Do you mean a derived type for knot vectors? Actually, I have a more complicated implementation for NURBS, which sometimes makes development very difficult. I thought of simplifying it for ForCAD. But a derived type for knot vectors is a good idea! I will add it to the to-do list.

This is also a good idea. Since I haven’t used it within IGA, I never thought to implement it. I will add it to the to-do list.

Yes, there are many features that can be added to ForCAD. If there is any interest in contribution, I would be happy.

By parameterization, I mean generating the normalized (or parameterized) knot vector based on some distribution in physical space, normally some measure of arc length for curves. The idea is to find something approaching an optimum knot vector spacing that minimizes errors in the resulting object. For surfaces and volumes it gets more complicated and will involve techniques like solving a harmonic (elliptic) system of equations to get something near to an optimum distribution.

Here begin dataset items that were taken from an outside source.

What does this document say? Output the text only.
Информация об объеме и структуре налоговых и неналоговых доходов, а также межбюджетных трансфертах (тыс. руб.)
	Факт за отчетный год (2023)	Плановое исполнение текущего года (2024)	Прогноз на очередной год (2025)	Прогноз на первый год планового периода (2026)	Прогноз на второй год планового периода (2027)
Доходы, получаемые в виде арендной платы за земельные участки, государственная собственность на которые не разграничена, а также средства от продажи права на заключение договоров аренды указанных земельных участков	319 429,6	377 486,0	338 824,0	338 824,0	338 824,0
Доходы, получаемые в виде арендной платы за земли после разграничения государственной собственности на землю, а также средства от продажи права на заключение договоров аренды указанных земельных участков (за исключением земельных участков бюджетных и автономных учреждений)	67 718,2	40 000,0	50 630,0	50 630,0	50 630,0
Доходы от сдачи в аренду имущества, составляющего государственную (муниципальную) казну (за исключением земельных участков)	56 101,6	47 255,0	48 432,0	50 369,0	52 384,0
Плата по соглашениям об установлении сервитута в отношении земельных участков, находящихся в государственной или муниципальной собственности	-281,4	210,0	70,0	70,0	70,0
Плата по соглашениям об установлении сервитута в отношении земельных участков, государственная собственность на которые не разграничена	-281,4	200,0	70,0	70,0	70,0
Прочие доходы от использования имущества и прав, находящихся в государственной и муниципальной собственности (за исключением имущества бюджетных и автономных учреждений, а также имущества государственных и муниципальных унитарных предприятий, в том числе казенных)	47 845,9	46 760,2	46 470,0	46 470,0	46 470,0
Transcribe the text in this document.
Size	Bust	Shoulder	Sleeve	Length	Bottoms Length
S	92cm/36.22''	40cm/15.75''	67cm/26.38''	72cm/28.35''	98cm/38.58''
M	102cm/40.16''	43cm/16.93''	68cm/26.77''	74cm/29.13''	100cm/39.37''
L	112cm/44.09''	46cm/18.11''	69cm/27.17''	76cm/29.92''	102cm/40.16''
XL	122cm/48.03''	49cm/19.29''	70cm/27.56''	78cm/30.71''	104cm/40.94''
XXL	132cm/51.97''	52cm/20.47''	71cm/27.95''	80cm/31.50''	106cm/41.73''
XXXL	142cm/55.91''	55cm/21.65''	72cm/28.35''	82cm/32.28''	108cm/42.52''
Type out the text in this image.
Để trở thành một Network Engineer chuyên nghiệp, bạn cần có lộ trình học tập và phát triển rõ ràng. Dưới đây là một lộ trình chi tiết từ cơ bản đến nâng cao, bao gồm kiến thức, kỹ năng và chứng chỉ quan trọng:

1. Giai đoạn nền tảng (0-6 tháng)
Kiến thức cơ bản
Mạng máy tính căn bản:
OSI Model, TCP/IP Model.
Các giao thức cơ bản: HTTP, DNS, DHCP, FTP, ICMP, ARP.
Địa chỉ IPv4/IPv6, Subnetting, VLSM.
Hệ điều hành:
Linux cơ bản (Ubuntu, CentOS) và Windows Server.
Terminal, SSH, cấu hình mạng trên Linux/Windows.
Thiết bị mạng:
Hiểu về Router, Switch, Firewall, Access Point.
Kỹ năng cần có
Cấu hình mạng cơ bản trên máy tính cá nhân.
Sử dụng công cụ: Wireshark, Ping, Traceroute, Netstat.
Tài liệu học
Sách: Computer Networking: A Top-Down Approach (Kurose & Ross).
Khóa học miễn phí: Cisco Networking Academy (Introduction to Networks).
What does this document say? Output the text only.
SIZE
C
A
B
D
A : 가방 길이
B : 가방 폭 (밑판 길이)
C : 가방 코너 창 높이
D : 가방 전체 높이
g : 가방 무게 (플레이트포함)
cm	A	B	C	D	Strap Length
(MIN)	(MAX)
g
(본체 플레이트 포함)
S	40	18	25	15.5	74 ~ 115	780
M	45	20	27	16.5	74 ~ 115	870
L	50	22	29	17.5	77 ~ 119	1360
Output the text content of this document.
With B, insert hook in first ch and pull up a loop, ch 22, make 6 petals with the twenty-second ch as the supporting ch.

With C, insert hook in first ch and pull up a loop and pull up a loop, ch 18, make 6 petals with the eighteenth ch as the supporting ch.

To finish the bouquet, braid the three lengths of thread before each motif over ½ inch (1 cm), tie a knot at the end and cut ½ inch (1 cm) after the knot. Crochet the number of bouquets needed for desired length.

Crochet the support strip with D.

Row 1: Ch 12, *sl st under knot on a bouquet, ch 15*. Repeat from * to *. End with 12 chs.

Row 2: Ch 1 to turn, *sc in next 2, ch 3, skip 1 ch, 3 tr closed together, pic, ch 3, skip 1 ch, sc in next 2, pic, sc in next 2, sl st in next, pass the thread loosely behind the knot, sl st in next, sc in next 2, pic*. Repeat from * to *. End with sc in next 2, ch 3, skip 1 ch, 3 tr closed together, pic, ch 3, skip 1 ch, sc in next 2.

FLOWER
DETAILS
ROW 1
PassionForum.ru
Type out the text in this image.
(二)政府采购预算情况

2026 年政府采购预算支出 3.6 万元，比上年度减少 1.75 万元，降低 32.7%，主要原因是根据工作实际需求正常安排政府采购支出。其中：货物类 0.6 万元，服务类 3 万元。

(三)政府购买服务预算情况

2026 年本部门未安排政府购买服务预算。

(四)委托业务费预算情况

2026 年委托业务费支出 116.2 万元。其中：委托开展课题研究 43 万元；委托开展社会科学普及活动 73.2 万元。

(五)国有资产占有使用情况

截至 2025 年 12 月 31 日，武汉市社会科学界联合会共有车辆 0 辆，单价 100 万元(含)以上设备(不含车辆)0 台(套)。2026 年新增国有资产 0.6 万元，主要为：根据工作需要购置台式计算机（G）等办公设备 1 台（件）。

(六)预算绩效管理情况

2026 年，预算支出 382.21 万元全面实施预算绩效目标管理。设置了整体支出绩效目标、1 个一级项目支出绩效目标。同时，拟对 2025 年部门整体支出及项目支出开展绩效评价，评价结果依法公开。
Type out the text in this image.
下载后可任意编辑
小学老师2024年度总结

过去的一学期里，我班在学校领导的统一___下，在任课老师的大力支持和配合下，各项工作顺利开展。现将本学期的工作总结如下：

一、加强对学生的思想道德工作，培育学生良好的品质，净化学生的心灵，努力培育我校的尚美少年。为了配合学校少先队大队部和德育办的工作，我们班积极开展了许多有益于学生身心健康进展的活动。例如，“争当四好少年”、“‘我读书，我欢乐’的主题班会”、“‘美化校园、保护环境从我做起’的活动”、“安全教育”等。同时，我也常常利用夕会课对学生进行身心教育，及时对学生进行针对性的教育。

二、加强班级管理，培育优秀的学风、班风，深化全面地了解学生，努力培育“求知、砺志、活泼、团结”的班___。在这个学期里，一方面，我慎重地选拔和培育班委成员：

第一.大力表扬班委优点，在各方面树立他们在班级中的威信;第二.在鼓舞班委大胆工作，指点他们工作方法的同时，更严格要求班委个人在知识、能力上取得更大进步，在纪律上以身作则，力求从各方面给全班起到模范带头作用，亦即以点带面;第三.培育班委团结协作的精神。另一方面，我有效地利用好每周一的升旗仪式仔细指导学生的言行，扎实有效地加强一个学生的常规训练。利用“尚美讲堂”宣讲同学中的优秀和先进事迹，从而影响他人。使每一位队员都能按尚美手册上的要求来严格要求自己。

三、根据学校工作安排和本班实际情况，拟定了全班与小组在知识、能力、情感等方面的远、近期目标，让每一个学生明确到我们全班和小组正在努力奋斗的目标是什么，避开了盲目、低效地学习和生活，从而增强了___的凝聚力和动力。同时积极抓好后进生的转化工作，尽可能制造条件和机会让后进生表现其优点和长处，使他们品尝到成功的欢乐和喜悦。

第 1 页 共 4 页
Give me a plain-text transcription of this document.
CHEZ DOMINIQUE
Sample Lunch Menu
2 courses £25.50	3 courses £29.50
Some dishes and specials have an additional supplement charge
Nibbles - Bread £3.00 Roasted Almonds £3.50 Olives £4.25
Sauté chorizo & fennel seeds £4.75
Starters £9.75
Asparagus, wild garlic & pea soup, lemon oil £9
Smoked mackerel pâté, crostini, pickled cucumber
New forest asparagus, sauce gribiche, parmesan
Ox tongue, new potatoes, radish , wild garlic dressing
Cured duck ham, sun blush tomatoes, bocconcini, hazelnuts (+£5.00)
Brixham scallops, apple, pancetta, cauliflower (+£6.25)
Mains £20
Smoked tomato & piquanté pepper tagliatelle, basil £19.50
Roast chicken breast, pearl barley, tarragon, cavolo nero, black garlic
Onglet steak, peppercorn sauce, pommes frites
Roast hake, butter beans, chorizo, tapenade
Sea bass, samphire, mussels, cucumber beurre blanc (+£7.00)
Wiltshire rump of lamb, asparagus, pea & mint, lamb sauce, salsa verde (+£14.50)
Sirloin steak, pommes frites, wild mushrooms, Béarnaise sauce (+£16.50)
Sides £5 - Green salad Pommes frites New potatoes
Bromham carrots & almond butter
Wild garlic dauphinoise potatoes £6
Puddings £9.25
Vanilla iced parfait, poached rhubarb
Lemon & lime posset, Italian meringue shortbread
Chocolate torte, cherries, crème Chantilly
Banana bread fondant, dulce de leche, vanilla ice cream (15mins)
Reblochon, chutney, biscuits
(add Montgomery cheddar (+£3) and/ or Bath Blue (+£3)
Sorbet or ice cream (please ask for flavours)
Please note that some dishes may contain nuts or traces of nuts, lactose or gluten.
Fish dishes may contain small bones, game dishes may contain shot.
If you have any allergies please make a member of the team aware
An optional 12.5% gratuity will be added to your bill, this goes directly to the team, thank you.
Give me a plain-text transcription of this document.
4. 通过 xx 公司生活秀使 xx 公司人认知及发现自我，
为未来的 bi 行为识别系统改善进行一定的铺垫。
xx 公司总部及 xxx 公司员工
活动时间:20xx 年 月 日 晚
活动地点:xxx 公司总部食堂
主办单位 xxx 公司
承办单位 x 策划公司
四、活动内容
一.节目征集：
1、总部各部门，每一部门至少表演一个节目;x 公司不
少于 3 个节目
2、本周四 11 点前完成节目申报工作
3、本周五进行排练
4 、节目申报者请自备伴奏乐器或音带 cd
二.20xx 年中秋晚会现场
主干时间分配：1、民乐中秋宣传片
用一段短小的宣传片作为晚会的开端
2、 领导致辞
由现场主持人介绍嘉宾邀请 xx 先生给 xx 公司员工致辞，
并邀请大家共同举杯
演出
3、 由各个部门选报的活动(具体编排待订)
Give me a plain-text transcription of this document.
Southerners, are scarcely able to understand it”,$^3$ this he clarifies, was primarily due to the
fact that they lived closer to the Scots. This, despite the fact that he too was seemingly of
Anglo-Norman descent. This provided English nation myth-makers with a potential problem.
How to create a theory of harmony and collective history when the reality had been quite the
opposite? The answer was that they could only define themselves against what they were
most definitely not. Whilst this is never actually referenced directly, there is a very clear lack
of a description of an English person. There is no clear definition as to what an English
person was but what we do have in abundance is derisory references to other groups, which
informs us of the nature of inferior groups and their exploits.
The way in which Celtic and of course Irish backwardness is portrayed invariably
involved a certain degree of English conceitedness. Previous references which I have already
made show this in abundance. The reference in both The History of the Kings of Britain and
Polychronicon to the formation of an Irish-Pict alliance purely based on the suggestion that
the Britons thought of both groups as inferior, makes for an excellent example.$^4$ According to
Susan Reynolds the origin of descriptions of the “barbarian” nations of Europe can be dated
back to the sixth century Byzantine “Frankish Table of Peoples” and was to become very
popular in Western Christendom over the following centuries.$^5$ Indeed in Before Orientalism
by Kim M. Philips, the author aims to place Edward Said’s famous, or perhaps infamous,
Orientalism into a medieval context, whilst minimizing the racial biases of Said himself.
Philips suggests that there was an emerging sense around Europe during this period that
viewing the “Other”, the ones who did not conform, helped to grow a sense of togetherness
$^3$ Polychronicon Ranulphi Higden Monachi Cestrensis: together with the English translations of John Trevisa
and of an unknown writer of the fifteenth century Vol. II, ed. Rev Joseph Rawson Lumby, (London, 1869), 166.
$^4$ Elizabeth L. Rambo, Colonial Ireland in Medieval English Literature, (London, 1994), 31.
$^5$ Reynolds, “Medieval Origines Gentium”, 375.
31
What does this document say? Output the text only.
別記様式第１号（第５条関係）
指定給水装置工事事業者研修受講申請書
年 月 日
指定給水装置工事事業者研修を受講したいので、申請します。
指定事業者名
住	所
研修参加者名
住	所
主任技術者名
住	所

See the parameterization code based on the work of Michael Floater in the SINTEF GOtools software. I do recommend a separate knotVector class. About 15 years ago I started writing my own Fortran NURBS package to support IGA but gave it up when I couldn’t convince anybody to fund me to complete it. I’m retired now so maybe I’ll give it another look

This is great, the Fortran open source community keeps growing! I’ve been looking on and off for a package to calculate FEA element volumes for a while now, seem like this would be able to do that?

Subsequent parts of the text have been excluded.